In 2005 Yuba College reported one case of aggravated assault, 15 burglaries, two cases of illegal weapons possession, three drug law violations and three liquor law violations. It is unknown whether a bomb threat that was called in to Marysville’s campus from a Colorado based number was listed among these crimes.
Clear Lake campus reported three arson cases, and Woodland Community College reported three burglaries. Students can check the crime statistics for their campus through the link provided on the YCCD website to the Department of Education’s Campus Security Statistics.
To prevent crimes, the Yuba Community College District has staffed its police department with eight armed officers, who patrol the Marysville and Woodland campuses. YCCD police load their guns with real bullets instead rubber bullets as suggested by those opposed to arming the officers last year.

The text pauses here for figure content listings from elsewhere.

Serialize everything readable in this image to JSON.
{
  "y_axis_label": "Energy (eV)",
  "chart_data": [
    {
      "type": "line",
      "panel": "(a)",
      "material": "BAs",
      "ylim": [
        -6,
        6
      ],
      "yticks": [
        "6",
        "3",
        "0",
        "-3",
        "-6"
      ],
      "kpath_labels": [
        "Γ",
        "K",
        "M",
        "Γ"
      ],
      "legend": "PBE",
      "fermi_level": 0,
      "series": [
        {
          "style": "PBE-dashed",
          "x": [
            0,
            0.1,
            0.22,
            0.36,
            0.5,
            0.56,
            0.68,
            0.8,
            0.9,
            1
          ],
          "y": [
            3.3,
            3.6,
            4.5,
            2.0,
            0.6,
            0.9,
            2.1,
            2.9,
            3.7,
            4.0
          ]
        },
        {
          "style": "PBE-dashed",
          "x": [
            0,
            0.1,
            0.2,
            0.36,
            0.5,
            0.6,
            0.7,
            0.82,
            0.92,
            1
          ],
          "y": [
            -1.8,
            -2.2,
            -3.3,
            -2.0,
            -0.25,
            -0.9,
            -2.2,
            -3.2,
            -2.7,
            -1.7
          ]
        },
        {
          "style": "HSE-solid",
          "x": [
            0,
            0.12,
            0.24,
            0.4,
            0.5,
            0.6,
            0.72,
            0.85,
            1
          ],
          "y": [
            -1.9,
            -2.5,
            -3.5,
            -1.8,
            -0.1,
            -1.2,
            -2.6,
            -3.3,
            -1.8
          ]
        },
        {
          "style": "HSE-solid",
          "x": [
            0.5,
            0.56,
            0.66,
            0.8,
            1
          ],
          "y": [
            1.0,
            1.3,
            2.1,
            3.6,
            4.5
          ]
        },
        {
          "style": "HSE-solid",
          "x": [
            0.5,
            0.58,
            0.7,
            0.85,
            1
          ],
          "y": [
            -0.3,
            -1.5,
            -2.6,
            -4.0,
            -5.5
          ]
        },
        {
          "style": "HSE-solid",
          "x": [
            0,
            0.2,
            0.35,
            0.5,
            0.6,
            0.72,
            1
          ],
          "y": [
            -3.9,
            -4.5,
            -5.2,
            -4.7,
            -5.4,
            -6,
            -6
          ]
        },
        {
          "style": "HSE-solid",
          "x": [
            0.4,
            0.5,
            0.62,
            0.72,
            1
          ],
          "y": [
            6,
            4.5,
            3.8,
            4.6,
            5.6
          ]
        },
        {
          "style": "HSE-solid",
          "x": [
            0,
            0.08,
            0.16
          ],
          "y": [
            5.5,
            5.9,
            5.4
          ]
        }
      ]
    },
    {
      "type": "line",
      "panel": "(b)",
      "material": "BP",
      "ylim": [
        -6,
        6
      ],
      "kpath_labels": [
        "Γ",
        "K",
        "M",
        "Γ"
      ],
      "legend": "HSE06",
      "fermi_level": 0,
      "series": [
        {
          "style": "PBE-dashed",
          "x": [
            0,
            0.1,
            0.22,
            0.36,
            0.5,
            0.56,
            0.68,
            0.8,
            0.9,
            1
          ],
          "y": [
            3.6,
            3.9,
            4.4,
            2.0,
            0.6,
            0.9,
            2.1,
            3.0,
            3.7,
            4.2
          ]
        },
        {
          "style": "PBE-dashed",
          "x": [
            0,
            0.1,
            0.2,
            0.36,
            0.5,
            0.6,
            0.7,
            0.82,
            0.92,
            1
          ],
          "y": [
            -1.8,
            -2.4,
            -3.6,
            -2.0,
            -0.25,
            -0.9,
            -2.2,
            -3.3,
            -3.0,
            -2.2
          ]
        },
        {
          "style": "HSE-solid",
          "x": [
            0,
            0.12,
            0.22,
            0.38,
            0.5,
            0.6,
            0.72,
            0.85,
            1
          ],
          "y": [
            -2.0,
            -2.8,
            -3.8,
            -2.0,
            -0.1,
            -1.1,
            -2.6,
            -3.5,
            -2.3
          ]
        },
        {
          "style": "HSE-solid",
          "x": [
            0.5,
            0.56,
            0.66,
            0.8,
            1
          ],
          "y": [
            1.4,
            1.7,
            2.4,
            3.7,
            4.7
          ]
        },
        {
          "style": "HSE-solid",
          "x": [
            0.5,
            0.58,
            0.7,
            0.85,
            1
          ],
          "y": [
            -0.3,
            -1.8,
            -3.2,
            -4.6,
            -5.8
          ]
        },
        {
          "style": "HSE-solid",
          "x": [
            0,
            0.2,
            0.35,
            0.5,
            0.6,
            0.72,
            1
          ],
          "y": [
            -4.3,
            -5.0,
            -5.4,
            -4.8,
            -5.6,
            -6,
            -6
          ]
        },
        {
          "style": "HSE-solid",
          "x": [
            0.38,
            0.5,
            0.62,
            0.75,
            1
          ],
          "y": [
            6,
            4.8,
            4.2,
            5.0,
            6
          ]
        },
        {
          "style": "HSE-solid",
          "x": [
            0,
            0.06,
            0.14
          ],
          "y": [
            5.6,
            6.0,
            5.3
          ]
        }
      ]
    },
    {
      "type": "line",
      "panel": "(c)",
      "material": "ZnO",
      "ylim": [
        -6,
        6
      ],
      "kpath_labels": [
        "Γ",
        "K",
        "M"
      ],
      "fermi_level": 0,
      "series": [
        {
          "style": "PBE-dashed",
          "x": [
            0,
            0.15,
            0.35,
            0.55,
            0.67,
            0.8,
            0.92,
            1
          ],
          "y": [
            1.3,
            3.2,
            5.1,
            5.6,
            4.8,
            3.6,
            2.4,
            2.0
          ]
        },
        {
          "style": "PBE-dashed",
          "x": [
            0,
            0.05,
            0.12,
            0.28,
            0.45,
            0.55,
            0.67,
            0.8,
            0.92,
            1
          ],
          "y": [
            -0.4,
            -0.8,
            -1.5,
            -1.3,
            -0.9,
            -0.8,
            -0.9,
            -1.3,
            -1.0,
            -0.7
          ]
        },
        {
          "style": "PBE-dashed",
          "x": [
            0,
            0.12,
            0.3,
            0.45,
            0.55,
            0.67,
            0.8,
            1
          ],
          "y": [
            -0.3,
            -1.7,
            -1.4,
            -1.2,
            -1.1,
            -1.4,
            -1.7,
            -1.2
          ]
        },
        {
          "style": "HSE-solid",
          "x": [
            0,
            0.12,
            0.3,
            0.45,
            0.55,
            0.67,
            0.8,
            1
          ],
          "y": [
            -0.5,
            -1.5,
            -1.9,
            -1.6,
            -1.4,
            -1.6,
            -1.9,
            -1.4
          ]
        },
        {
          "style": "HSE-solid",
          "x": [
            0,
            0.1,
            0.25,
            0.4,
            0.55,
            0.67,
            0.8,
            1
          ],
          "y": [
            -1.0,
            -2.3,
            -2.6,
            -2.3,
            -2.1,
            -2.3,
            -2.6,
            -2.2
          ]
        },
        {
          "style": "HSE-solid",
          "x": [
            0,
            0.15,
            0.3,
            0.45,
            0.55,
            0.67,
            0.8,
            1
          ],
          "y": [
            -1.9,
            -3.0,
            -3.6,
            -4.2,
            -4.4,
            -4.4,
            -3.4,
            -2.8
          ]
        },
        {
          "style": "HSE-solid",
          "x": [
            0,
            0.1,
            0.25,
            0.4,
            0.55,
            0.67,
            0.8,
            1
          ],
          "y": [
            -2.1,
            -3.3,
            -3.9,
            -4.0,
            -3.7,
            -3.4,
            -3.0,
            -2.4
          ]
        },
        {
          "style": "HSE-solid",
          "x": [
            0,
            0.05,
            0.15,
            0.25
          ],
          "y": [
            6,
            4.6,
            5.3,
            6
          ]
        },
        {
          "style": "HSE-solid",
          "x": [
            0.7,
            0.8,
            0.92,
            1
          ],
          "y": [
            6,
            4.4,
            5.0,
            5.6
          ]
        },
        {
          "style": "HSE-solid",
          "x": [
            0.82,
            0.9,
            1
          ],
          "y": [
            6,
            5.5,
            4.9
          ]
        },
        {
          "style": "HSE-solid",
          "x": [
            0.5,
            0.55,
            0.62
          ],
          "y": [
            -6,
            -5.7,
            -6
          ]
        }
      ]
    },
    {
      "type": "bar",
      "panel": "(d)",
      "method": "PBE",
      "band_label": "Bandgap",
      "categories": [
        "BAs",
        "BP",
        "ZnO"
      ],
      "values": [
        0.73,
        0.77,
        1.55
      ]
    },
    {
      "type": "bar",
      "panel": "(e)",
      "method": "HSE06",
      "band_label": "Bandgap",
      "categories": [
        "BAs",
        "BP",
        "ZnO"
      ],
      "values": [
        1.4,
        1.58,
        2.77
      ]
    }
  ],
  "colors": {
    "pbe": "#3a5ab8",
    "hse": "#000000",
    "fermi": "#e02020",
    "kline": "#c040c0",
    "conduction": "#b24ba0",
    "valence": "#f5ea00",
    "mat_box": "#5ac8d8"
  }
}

In a Prospector article that ran last year about arming YCCD police, Police Chief Wilkinson is quoted as saying, “The Yuba Community College District is a crisis-prone district and not a crisis-prepared district.”
As Woodland Community College transitions into a separately accredited institution, the safety of the students, faculty and staff ranks high among its priorities. The college is also located next to the Yolo County Jail where a prisoner escaped in August of this year.

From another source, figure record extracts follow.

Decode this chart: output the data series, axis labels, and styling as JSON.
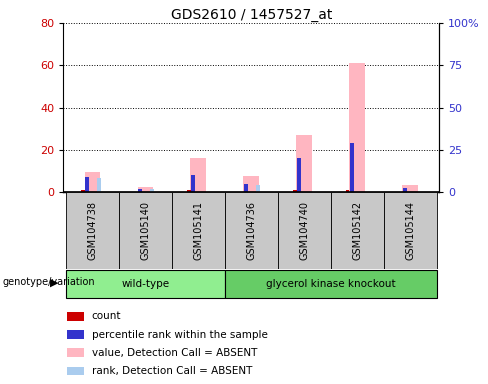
{
  "title": "GDS2610 / 1457527_at",
  "samples": [
    "GSM104738",
    "GSM105140",
    "GSM105141",
    "GSM104736",
    "GSM104740",
    "GSM105142",
    "GSM105144"
  ],
  "groups": {
    "wild-type": [
      0,
      1,
      2
    ],
    "glycerol kinase knockout": [
      3,
      4,
      5,
      6
    ]
  },
  "group_colors": {
    "wild-type": "#90EE90",
    "glycerol kinase knockout": "#66CC66"
  },
  "left_ylim": [
    0,
    80
  ],
  "right_ylim": [
    0,
    100
  ],
  "left_yticks": [
    0,
    20,
    40,
    60,
    80
  ],
  "right_yticks": [
    0,
    25,
    50,
    75,
    100
  ],
  "right_yticklabels": [
    "0",
    "25",
    "50",
    "75",
    "100%"
  ],
  "bars": {
    "GSM104738": {
      "count": 1,
      "percentile": 7,
      "value_absent": 9.5,
      "rank_absent": 6.5
    },
    "GSM105140": {
      "count": 0,
      "percentile": 1.5,
      "value_absent": 2.5,
      "rank_absent": 1.2
    },
    "GSM105141": {
      "count": 1,
      "percentile": 8,
      "value_absent": 16.0,
      "rank_absent": 0
    },
    "GSM104736": {
      "count": 0,
      "percentile": 4,
      "value_absent": 7.5,
      "rank_absent": 3.5
    },
    "GSM104740": {
      "count": 1,
      "percentile": 16,
      "value_absent": 27.0,
      "rank_absent": 0
    },
    "GSM105142": {
      "count": 1,
      "percentile": 23,
      "value_absent": 61.0,
      "rank_absent": 0
    },
    "GSM105144": {
      "count": 0,
      "percentile": 2,
      "value_absent": 3.5,
      "rank_absent": 0
    }
  },
  "colors": {
    "count": "#CC0000",
    "percentile": "#3333CC",
    "value_absent": "#FFB6C1",
    "rank_absent": "#AACCEE"
  },
  "legend_labels": [
    "count",
    "percentile rank within the sample",
    "value, Detection Call = ABSENT",
    "rank, Detection Call = ABSENT"
  ],
  "legend_colors": [
    "#CC0000",
    "#3333CC",
    "#FFB6C1",
    "#AACCEE"
  ],
  "left_ylabel_color": "#CC0000",
  "right_ylabel_color": "#3333CC",
  "sample_box_color": "#C8C8C8",
  "genotype_label": "genotype/variation"
}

The Yolo County Sheriff’s department immediately contacted the YCCD police, and Officer Paul Corbin assisted in a campus-wide search. The escapee was found shortly thereafter hiding around fenced construction.
The morning after the escapee incident, the President of WCC, Angela Fairchilds, sent out an email to inform the campus of what had happened. She explained that the escapee was a female prisoner who was being held in the minimum security section of the Yolo County Jail.
Fairchilds stated, “I know that I feel more secure in having our own police to help protect the campus community.” With the police car parked prominently in the front of the campus, officers are seen at varying hours patrolling the buildings and parking lots. Although the parking lot is well lit, Fairchilds said that YCCD police officers can escort students, faculty and staff to their cars after dark. The same option is available to students, faculty and staff at Yuba College.
This year WCC reported a theft at the construction site of the campus’s new Learning Resource Center. Rod Perry, the Director of Maintenance and Operations, estimated the cost for replacing the copper core cabling, including labor and materials, to be around $45000-50000. The contractor’s insurance company will cover the loss; however, the damage will delay the construction.
YCCD’s Police Chief Wilkinson could not be reached for comment regarding the ongoing investigation into the LRC theft.
Other precautions WCC’s faculty and staff participate in to improve safety on campus include CPR and fire extinguisher training.
This year Woodland’s Safety Committee is chaired by Stacey Cook, Dean of Student Services. Members include 10 others, from the college’s faculty and staff.
Woodland’s Safety Committee and Fairchilds have stressed that the call boxes located on the campus parking lot will be reinstated by December 2006.
WCC’s Safety Committee has also established that it would like to formulate an Emergency Response Plan. In case of an emergency, faculty, staff and students will be able to reference the plan quickly and figure what they should do in different emergency situations.
Safety Committee member Loretta Richard said, “Like the boy scouts, we too need to be prepared.” She explained that Woodland’s Emergency Response Plan would most likely be modeled after plans that are posted near doorways on Butte Community College’s campus.
Other safety plans include forming an emergency phone list, on which people who are CPR certified will be listed. There has also been talk of purchasing a defibrillator machine. Because these machines are used to deliver shocks to a patient whose heart has stopped beating, only those who have obtained certification for use of that particular machine will be authorized to use it.
While neither Yuba nor Woodland Community College has a college nurse, the WCC Safety Committee reports that one is currently being sought.
When discussing the nurse on campus during Woodland’s Safety Committee meeting on November 1 Cook said, “I don’t know the plans beyond this semester. We may contract with other health care providers, but nothing is confirmed yet.”
In the meantime several first aid kits will be purchased and distributed around the campus to provide band aids when needed.
If a student, faculty or staff member is suffering from an injury beyond the healing power of a band aid, he or she will be referred elsewhere for proper medical attention.